Ever since I was a little girl, I loved to spend my free time writing stories. I wrote every day, and about anything and everything! When I was in the seventh grade, I submitted a story to a small writing competition, and it won a prize. It was then that I realized that I wanted to be a writer. That experience made me realize that writing was more than just a hobby. It was something that I wished to pursue for the rest of my life!

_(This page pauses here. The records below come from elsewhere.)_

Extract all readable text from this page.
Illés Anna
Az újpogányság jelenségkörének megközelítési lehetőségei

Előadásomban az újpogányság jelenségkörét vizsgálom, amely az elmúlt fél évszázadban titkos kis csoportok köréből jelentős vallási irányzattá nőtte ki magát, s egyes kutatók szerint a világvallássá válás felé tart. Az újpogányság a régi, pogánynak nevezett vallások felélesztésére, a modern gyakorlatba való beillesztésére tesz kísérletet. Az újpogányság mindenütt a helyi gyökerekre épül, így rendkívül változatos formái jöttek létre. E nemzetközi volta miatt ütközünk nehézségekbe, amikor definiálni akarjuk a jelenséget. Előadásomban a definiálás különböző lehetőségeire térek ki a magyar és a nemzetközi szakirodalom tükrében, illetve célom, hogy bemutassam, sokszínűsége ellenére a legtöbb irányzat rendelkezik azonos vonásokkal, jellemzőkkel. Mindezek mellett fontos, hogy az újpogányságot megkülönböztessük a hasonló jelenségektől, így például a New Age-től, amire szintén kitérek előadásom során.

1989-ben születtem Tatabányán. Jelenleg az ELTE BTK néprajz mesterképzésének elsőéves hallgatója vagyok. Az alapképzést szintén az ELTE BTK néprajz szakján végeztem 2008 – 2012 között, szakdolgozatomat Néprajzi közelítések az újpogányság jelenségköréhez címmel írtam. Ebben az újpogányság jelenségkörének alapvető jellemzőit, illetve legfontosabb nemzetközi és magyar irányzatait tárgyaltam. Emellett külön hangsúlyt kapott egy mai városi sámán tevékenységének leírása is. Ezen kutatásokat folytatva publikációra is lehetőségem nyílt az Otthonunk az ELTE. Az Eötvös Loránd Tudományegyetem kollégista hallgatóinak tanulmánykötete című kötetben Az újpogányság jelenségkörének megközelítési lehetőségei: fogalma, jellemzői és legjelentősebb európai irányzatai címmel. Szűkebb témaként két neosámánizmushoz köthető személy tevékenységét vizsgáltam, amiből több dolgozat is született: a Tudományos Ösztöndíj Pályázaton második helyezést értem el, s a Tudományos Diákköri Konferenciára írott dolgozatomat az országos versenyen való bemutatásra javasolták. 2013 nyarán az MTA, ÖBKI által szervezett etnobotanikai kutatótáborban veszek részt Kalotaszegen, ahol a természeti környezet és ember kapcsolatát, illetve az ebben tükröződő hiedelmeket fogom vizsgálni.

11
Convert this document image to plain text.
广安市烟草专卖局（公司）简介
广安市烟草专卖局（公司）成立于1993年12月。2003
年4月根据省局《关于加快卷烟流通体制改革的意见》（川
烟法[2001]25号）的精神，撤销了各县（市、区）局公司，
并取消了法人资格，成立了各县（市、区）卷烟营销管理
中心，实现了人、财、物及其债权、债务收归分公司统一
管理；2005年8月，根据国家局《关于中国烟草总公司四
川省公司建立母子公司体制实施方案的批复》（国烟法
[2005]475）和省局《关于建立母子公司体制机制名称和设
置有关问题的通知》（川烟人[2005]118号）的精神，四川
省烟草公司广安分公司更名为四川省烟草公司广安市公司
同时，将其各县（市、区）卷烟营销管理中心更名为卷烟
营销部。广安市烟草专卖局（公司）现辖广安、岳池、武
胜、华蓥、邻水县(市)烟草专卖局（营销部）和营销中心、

Who is your greatest influence?
My father is my greatest influence. As a child, I wrote and narrated stories with my father, and we visited authors together. He constantly immersed me in the world of writing, and it is because of him that I have grown to love it. He is one of the most talented creative writers I know, and I have always wanted to be able to craft stories the way he does. He has always talked about following your passion, and that is what truly influenced me to pursue what I love most—creative writing!
What is your writing process?
First, I plan! I have three categories—characters, setting, and plot—that I like to plan out before I begin drafting. I follow a 2-5-10 process for each category. I spend two minutes writing the most important details, five minutes expanding upon those details, and ten minutes finalizing my ideas. After completing this process, I take a ten-minute break before writing my first draft. Upon completion, I take a break until the next day, which is when I begin to edit. I will continue to edit until I feel satisfied with my writing. I like to spend three or four days on this process because if I spend any longer, I tend to edit my piece so much that I lose my original idea.
What inspires you to write?
My main inspiration for writing is the prospect of sharing stories that people are comforted by. Growing up, I found the greatest consolation in stories that were similar to experiences I was going through. The plots gave me hope that I would be able to get through the problems I faced, and I would love to be able to help and comfort other readers in the same way through my writing.
What are your goals?
Professionally, I would love to be able to work for a magazine as either a writer, an editor, or a marketer.